Zum Telefonat mit der Meisner-Sekretärin sagte Woelki, er könne sich nicht daran erinnern: "Für mich gibt es dieses Gespräch nicht."
Warum ermittelt die Staatsanwaltschaft wegen eines möglichen Meineids, also einer Falschaussage vor Gericht?
Wieder aufgrund einer Anzeige. Im Verfahren gegen "Bild" musste Woelki am 28. März selbst vor Gericht erscheinen. Zum Ende der fast zweistündigen Verhandlung beeidete Woelki auf Drängen des Axel-Springer-Verlags seine Aussagen. Zwei eigentlich für die Verhandlung nicht notwendige Sätze tragen laut Medienberichten dem Kardinal nun den Vorwurf des Meineids ein. Dieser wird als Verbrechen mit Freiheitsstrafe nicht unter einem Jahr oder in minder schweren Fällen mit einer Freiheitsstrafe von sechs Monaten bis zu fünf Jahren bestraft. In dem Verfahren ging der Kardinal über die zur Debatte stehenden Aussagen hinaus: Ihm seien nicht nur bei der Beförderung des Priesters 2017 die Polizeiwarnung und das Gesprächsprotokoll unbekannt gewesen. "Die beiden Dokumente, um die es hier geht, habe ich bis heute nicht gesehen", fügte Woelki hinzu. Von dem Gesprächsprotokoll habe ihm "bis heute" niemand etwas berichtet.
Warum könnte das eine Falschaussage sein?
Der Anzeigen-Erstatter verweist auf einen Brief Woelkis vom November 2018 an den Chef der Glaubenskongregation im Vatikan, in dem der Erzbischof detailliert von sämtlichen Vorwürfen gegen den beförderten Priester berichtet und auf das Gesprächsprotokoll Bezug nimmt. Außerdem wurde ein Protokoll bekannt, wonach im Herbst 2022 die Stadt- und Kreisdechanten aus dem Erzbistum bei einer zweitägigen Sitzung Woelki mit seinem Schreiben nach Rom konfrontierten und mit ihm ausführlich darüber sprachen.
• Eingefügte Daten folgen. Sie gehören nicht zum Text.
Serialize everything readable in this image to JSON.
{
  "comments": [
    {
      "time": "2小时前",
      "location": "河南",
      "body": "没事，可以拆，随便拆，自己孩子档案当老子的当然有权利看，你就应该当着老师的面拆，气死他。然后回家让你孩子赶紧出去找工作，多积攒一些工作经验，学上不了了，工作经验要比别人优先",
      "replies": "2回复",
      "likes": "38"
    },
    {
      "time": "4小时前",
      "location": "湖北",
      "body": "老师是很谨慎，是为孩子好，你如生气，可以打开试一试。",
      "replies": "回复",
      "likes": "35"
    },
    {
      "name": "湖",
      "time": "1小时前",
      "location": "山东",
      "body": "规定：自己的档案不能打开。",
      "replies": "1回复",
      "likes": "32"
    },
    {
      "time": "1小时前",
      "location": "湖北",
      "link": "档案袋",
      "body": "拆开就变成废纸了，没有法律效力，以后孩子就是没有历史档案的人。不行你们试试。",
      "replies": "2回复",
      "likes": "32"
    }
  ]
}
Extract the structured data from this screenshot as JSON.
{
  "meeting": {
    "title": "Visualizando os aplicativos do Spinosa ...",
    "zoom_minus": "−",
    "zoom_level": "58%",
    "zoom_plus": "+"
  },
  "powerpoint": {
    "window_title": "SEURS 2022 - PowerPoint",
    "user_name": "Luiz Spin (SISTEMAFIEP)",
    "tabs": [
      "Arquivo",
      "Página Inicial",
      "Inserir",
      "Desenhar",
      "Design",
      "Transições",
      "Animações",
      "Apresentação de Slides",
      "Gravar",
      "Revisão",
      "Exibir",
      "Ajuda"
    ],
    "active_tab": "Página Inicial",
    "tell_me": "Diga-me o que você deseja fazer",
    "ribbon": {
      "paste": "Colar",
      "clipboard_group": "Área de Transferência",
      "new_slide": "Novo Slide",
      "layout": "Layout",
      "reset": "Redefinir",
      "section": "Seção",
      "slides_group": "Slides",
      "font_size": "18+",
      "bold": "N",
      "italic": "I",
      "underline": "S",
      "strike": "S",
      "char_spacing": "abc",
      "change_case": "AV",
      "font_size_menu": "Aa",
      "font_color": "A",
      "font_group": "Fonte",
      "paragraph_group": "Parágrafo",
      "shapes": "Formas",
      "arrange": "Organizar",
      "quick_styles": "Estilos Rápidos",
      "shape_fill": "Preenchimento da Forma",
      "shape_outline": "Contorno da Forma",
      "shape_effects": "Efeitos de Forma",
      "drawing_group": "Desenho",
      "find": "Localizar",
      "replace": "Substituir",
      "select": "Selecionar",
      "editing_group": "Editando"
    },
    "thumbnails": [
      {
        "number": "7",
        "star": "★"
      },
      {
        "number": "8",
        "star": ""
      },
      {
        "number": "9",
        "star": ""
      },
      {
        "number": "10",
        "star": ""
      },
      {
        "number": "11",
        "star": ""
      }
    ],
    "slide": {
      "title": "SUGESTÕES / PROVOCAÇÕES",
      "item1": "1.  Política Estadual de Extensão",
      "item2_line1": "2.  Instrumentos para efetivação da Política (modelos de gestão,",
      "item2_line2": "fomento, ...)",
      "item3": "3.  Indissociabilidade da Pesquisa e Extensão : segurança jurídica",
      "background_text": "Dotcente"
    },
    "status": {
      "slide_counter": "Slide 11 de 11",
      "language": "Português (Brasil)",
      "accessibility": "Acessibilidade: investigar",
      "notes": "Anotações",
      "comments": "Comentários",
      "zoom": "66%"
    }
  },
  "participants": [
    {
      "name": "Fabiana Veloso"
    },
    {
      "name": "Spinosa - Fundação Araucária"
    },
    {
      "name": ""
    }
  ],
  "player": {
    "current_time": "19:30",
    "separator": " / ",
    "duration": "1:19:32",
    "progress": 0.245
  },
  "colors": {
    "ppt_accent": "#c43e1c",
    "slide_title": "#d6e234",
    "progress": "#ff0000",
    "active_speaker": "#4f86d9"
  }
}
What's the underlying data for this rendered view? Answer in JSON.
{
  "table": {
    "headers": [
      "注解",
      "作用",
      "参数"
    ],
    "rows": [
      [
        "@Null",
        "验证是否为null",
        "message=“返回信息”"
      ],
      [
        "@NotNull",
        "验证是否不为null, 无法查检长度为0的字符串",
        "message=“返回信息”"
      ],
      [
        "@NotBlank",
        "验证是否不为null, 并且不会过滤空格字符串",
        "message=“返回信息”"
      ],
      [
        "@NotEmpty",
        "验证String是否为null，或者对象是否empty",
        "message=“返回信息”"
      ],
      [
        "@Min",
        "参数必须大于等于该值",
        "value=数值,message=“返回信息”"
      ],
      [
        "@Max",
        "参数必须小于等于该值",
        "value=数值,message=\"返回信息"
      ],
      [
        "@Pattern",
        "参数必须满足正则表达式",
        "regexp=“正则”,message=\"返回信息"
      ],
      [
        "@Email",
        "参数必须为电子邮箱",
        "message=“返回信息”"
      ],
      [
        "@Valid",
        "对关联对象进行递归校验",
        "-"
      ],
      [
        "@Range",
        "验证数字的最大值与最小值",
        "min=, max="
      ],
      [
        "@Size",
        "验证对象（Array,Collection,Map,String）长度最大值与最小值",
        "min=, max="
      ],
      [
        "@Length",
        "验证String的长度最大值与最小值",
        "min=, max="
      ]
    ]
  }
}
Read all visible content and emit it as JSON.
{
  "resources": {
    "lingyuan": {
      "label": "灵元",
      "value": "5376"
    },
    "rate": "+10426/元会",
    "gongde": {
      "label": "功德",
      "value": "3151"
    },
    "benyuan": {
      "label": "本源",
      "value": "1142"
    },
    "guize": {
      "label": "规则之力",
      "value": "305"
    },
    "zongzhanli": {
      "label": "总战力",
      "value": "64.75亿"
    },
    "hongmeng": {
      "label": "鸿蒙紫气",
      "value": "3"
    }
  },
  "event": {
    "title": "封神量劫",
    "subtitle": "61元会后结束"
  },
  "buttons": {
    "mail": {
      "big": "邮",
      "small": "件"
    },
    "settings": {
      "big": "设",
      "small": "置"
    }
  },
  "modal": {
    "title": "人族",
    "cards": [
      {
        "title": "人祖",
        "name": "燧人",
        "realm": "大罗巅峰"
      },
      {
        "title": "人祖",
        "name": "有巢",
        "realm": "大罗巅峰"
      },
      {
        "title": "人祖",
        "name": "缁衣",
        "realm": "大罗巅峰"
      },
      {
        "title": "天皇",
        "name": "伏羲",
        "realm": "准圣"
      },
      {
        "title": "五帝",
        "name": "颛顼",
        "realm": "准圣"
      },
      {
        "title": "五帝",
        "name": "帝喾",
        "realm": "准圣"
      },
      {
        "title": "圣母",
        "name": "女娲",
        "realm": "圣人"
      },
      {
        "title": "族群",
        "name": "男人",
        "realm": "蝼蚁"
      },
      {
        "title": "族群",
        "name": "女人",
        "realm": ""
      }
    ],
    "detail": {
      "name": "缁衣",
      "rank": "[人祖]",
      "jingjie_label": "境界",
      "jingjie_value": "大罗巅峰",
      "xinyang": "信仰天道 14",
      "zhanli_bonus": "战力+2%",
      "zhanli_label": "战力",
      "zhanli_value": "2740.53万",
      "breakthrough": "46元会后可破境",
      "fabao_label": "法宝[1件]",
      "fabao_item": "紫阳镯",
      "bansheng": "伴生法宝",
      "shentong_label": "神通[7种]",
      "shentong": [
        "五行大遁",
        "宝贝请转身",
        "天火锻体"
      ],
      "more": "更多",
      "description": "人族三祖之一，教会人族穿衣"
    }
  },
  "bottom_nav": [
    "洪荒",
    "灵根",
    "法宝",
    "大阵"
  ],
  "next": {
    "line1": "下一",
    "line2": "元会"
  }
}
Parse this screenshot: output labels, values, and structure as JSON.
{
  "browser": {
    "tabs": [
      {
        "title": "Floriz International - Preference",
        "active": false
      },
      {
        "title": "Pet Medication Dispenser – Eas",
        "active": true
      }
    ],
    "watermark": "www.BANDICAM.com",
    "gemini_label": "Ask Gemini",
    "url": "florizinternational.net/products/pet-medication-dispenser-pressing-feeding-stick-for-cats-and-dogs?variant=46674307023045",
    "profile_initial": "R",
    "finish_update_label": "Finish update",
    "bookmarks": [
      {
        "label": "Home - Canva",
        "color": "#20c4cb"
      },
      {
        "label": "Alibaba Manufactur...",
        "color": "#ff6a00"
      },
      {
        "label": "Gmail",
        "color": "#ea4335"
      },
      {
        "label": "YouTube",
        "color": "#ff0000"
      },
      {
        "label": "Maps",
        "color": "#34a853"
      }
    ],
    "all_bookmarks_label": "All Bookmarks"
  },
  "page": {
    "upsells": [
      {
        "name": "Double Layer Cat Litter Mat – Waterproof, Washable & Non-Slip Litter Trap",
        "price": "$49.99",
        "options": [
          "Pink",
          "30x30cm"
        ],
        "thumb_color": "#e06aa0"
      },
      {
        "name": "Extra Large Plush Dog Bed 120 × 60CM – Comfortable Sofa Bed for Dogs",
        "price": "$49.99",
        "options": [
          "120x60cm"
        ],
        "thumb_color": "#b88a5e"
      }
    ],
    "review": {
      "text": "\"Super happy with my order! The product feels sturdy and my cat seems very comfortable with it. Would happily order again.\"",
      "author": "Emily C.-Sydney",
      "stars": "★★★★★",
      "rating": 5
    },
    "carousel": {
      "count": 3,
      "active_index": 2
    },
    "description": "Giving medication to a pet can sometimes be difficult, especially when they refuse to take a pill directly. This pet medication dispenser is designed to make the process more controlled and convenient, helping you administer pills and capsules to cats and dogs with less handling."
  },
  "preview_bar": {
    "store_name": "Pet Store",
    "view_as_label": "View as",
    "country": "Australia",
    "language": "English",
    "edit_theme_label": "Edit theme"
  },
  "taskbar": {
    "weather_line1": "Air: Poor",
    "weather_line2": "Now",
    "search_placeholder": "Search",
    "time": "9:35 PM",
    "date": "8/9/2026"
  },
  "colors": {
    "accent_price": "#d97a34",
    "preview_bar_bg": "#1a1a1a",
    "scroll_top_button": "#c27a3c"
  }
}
Was sagt Woelki zum Meineid-Vorwurf?
Das Erzbistum Köln weist den Meineid-Vorwurf zurück. Woelkis Schreiben nach Rom beziehe sich zwar auf das Gesprächsprotokoll, aber ohne Details zu übernehmen. Von daher gebe es keinen Widerspruch zu seinen Aussagen vor Gericht. Die zuständige Fachstelle habe das Schreiben inhaltlich in eigener Verantwortung erstellt. "Kardinal Woelki hat das Schreiben zwar abgezeichnet. Er kann sich aber nicht erinnern, das Schreiben gelesen zu haben", so das Erzbistum. Für Woelki sei es zudem heute nicht mehr nachvollziehbar, ob ihm zur Unterzeichnung des Schreibens auch die dazugehörigen 59 Anhänge vorgelegt worden seien. Zur Dechanten-Sitzung und dem Protokoll wollte sich die Erzdiözese nicht äußern; die Inhalte seien vertraulich.
Wie reagiert die Öffentlichkeit auf Woelkis Argumentation?
Beobachter inner- und außerhalb der Kirche nehmen es Woelki nicht ab, dass er den Brief an einen der ranghöchsten Vertreter der katholischen Kirche, den Chef der Glaubenskongregation, Kardinal Luis Ladaria, zwar unterschrieben, aber nicht gelesen haben will.